Beltran would maintain his amazing season, but Febles would soon drop off as pitchers began to figure him out. He hit just .237 in June and .216 in July. He ended the season at .256, although he did show decent power with ten home runs and a .411 slugging percentage, not bad for a twenty-three year old rookie second baseman. He also stole twenty bases, getting caught just four times.

Coming off a decent rookie season, many projected Febles to be the second baseman of the future. There were a few internet rumors linking Febles and Royals outfielder Johnny Damon as part of a massive three-team trade that would send Mariners outfielder Ken Griffey Jr. to Cincinnati, but in the end, Griffey went to Cincinnati without the Royals involvement.

Febles opened up 2000 as the Royals starting second baseman, and again got off to a hot start, with his average near .300 by mid-May.
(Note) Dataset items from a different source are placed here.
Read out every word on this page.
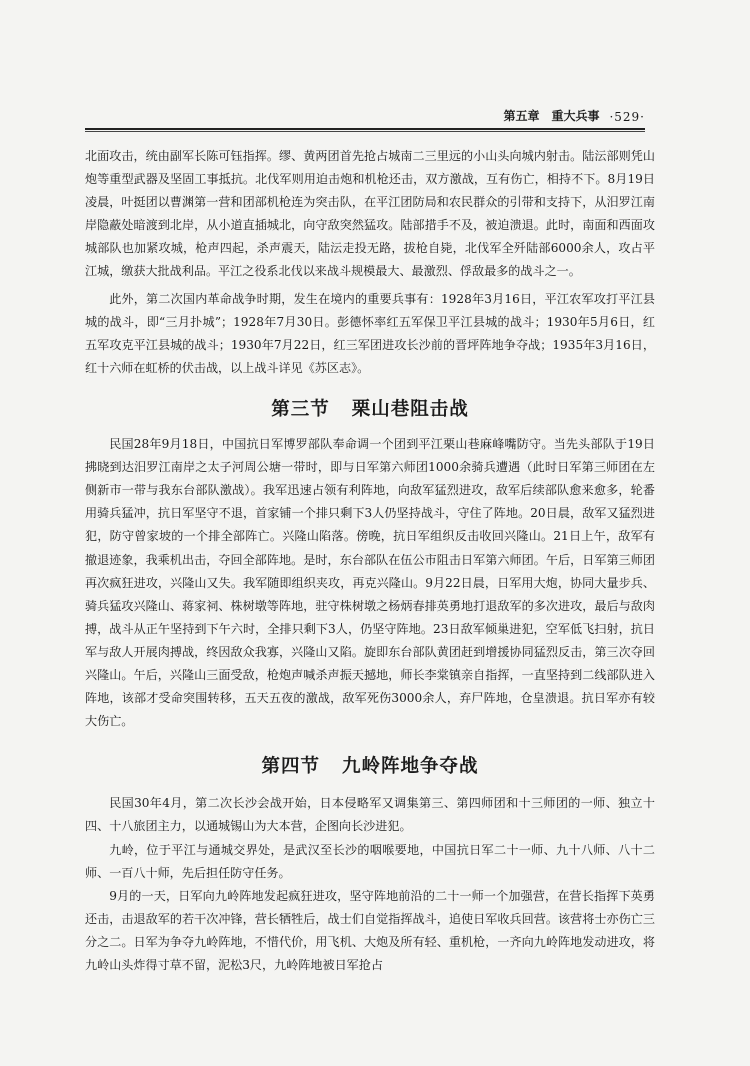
第五章　重大兵事 ·529·

北面攻击，统由副军长陈可钰指挥。缪、黄两团首先抢占城南二三里远的小山头向城内射击。陆沄部则凭山炮等重型武器及坚固工事抵抗。北伐军则用迫击炮和机枪还击，双方激战，互有伤亡，相持不下。8月19日凌晨，叶挺团以曹渊第一营和团部机枪连为突击队，在平江团防局和农民群众的引带和支持下，从汨罗江南岸隐蔽处暗渡到北岸，从小道直插城北，向守敌突然猛攻。陆部措手不及，被迫溃退。此时，南面和西面攻城部队也加紧攻城，枪声四起，杀声震天，陆沄走投无路，拔枪自毙，北伐军全歼陆部6000余人，攻占平江城，缴获大批战利品。平江之役系北伐以来战斗规模最大、最激烈、俘敌最多的战斗之一。

此外，第二次国内革命战争时期，发生在境内的重要兵事有：1928年3月16日，平江农军攻打平江县城的战斗，即“三月扑城”；1928年7月30日。彭德怀率红五军保卫平江县城的战斗；1930年5月6日，红五军攻克平江县城的战斗；1930年7月22日，红三军团进攻长沙前的晋坪阵地争夺战；1935年3月16日，红十六师在虹桥的伏击战，以上战斗详见《苏区志》。

第三节 栗山巷阻击战

民国28年9月18日，中国抗日军博罗部队奉命调一个团到平江栗山巷麻峰嘴防守。当先头部队于19日拂晓到达汨罗江南岸之太子河周公塘一带时，即与日军第六师团1000余骑兵遭遇（此时日军第三师团在左侧新市一带与我东台部队激战）。我军迅速占领有利阵地，向敌军猛烈进攻，敌军后续部队愈来愈多，轮番用骑兵猛冲，抗日军坚守不退，首家铺一个排只剩下3人仍坚持战斗，守住了阵地。20日晨，敌军又猛烈进犯，防守曾家坡的一个排全部阵亡。兴隆山陷落。傍晚，抗日军组织反击收回兴隆山。21日上午，敌军有撤退迹象，我乘机出击，夺回全部阵地。是时，东台部队在伍公市阻击日军第六师团。午后，日军第三师团再次疯狂进攻，兴隆山又失。我军随即组织夹攻，再克兴隆山。9月22日晨，日军用大炮，协同大量步兵、骑兵猛攻兴隆山、蒋家祠、株树墩等阵地，驻守株树墩之杨炳春排英勇地打退敌军的多次进攻，最后与敌肉搏，战斗从正午坚持到下午六时，全排只剩下3人，仍坚守阵地。23日敌军倾巢进犯，空军低飞扫射，抗日军与敌人开展肉搏战，终因敌众我寡，兴隆山又陷。旋即东台部队黄团赶到增援协同猛烈反击，第三次夺回兴隆山。午后，兴隆山三面受敌，枪炮声喊杀声振天撼地，师长李棠镇亲自指挥，一直坚持到二线部队进入阵地，该部才受命突围转移，五天五夜的激战，敌军死伤3000余人，弃尸阵地，仓皇溃退。抗日军亦有较大伤亡。

第四节 九岭阵地争夺战

民国30年4月，第二次长沙会战开始，日本侵略军又调集第三、第四师团和十三师团的一师、独立十四、十八旅团主力，以通城锡山为大本营，企图向长沙进犯。

九岭，位于平江与通城交界处，是武汉至长沙的咽喉要地，中国抗日军二十一师、九十八师、八十二师、一百八十师，先后担任防守任务。

9月的一天，日军向九岭阵地发起疯狂进攻，坚守阵地前沿的二十一师一个加强营，在营长指挥下英勇还击，击退敌军的若干次冲锋，营长牺牲后，战士们自觉指挥战斗，追使日军收兵回营。该营将士亦伤亡三分之二。日军为争夺九岭阵地，不惜代价，用飞机、大炮及所有轻、重机枪，一齐向九岭阵地发动进攻，将九岭山头炸得寸草不留，泥松3尺，九岭阵地被日军抢占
The Royals were also riding high, with some dramatic walk-off victories to begin the year, and by Memorial Day they still had a .500 record. But the success would be shortlived, both for Febles and the Royals. Febles would miss most of June with a shoulder injury, and would hit just .200 the last two months of the year, missing more time with an ankle injury. He would end the year at .257 in just one hundred games with an anemic .316 slugging percentage.
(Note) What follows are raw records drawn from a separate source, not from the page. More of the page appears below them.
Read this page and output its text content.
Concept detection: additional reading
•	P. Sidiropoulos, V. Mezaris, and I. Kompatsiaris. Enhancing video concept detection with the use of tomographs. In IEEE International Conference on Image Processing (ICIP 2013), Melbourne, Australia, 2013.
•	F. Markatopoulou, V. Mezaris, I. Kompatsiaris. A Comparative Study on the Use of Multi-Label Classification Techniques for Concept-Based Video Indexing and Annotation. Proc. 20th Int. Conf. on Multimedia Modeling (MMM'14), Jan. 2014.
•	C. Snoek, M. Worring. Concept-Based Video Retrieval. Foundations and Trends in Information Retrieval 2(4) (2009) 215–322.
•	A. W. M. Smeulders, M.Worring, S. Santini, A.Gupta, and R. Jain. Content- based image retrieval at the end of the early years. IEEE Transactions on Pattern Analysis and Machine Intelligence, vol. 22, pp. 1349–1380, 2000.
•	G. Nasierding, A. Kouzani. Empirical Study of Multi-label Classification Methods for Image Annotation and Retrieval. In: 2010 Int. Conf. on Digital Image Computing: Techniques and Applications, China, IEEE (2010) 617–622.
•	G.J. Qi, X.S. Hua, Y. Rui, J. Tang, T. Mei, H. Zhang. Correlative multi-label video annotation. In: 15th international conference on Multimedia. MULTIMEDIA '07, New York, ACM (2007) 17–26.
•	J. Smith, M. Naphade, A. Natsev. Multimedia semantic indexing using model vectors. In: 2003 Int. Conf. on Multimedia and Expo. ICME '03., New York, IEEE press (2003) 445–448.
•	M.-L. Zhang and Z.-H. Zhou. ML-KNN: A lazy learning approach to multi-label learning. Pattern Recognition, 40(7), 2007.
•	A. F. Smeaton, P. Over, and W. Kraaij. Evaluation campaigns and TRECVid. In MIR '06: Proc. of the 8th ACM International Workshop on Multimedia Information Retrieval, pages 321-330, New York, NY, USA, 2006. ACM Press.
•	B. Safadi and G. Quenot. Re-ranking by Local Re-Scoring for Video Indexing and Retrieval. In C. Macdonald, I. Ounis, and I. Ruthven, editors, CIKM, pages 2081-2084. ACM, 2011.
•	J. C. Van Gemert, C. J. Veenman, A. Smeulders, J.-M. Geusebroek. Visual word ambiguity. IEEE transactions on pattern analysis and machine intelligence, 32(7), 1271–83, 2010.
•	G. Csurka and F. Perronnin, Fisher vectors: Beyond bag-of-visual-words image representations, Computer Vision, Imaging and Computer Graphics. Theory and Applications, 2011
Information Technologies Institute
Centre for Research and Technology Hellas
Career Games Played at Second Base, Royals History

  1. Frank White - 2154
  2. Cookie Rojas - 789
  3. Carlos Febles - 493
  4. Jose Offerman - 291
  5. Terry Shumpert - 250
The Royals held high hopes going into 2001, as they had set numerous franchise records on offense the previous season. Febles was set as the starting second baseman and second hitter in the lineup, to set the table for big boppers like Carlos Beltran, Jermaine Dye, Mike Sweeney and Joe Randa. Instead, he got off to an awful start, with a right knee injury nagging him all season. By June, his average was below the Mendoza Line and he was shipped to Omaha to work on his swing. He returned to hit well in August and September, even showing off some good power down the stretch. However, his season totals were quite disappointing for the former prospect, with just a .236 average in just seventy-nine games.
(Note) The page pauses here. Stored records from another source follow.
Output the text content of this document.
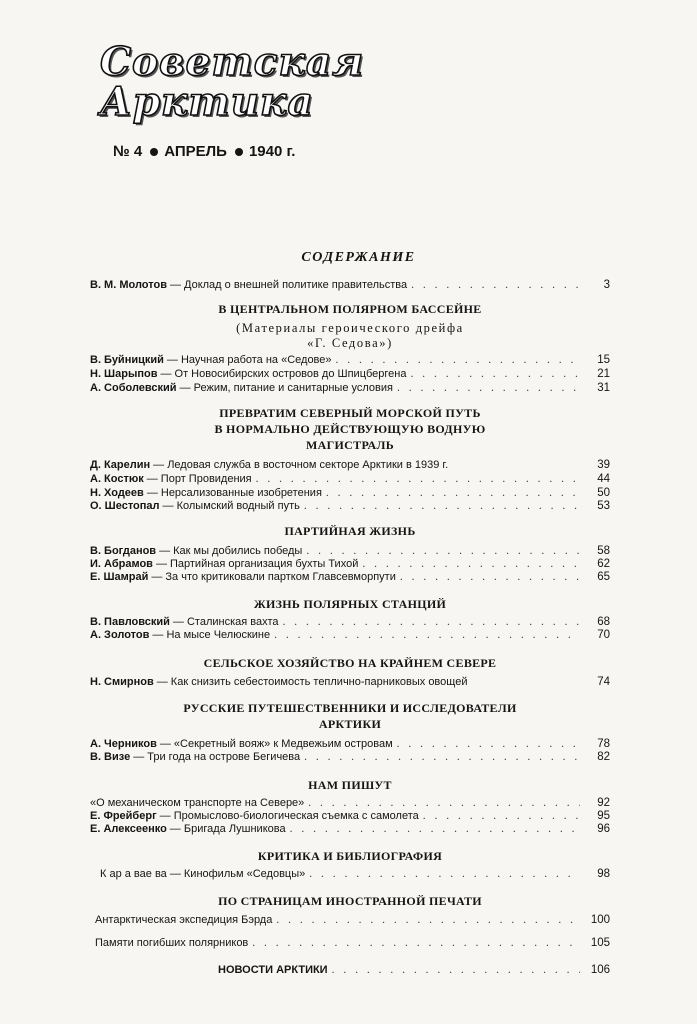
Советская
Арктика
№ 4 АПРЕЛЬ 1940 г.
СОДЕРЖАНИЕ
В. М. Молотов — Доклад о внешней политике правительства . . .	3
В ЦЕНТРАЛЬНОМ ПОЛЯРНОМ БАССЕЙНЕ
(Материалы героического дрейфа
«Г. Седова»)
В. Буйницкий — Научная работа на «Седове» . . .	15
Н. Шарыпов — От Новосибирских островов до Шпицбергена . . .	21
А. Соболевский — Режим, питание и санитарные условия . . .	31
ПРЕВРАТИМ СЕВЕРНЫЙ МОРСКОЙ ПУТЬ
В НОРМАЛЬНО ДЕЙСТВУЮЩУЮ ВОДНУЮ
МАГИСТРАЛЬ
Д. Карелин — Ледовая служба в восточном секторе Арктики в 1939 г.	39
А. Костюк — Порт Провидения . . .	44
Н. Ходеев — Нерсализованные изобретения . . .	50
О. Шестопал — Колымский водный путь . . .	53
ПАРТИЙНАЯ ЖИЗНЬ
В. Богданов — Как мы добились победы . . .	58
И. Абрамов — Партийная организация бухты Тихой . . .	62
Е. Шамрай — За что критиковали партком Главсевморпути . . .	65
ЖИЗНЬ ПОЛЯРНЫХ СТАНЦИЙ
В. Павловский — Сталинская вахта . . .	68
А. Золотов — На мысе Челюскине . . .	70
СЕЛЬСКОЕ ХОЗЯЙСТВО НА КРАЙНЕМ СЕВЕРЕ
Н. Смирнов — Как снизить себестоимость тепличнo-парниковых овощей	74
РУССКИЕ ПУТЕШЕСТВЕННИКИ И ИССЛЕДОВАТЕЛИ
АРКТИКИ
А. Черников — «Секретный вояж» к Медвежьим островам . . .	78
В. Визе — Три года на острове Бегичева . . .	82
НАМ ПИШУТ
«О механическом транспорте на Севере» . . .	92
Е. Фрейберг — Промыслово-биологическая съемка с самолета . . .	95
Е. Алексеенко — Бригада Лушникова . . .	96
КРИТИКА И БИБЛИОГРАФИЯ
К ар а вае ва — Кинофильм «Седовцы» . . .	98
ПО СТРАНИЦАМ ИНОСТРАННОЙ ПЕЧАТИ
Антарктическая экспедиция Бэрда . . .	100
Памяти погибших полярников . . .	105
НОВОСТИ АРКТИКИ . . .	106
Febles still held the starting job in 2002, as many scouts still saw flashes of potential in him. Some considered him and shortstop Neifi Perez, one of the best defensive double-play combination in the American League. Again, Febles got off a a hot start, hitting .300 in mid-May. He would hit just .179 over the months of May, June and July, and it would take a red hot August to resurrect his average to .245.

The Royals still held out hope for Febles in 2003, but brought in utility infielder Desi Relaford to provide competition in case Febles could not stay healthy. The Royals got off to a sensational start that year, winning nine ballgames to begin the season and stood 16-3 near the end of April. Febles managed to stay healthy, but was pretty anemic offensively. In August, the Royals had enough and designated Febles for assignment, and he spent the rest of the season in Omaha.

That winter the Royals finally let Febles go. He would sign with the Red Sox and play one season in Pawtucket before calling it quits.

Today, Carlos is a coach for the Red Sox, his playing career already over at age 31. He has been named as a coach for the Lancaster Barnstormers. His career is symbolic of the Allard Baird era in Kansas City. It was an era in which we were always being sold on potential. That potential would show flashes of brilliance only to hide again, like a groundhog that spotted its shadow.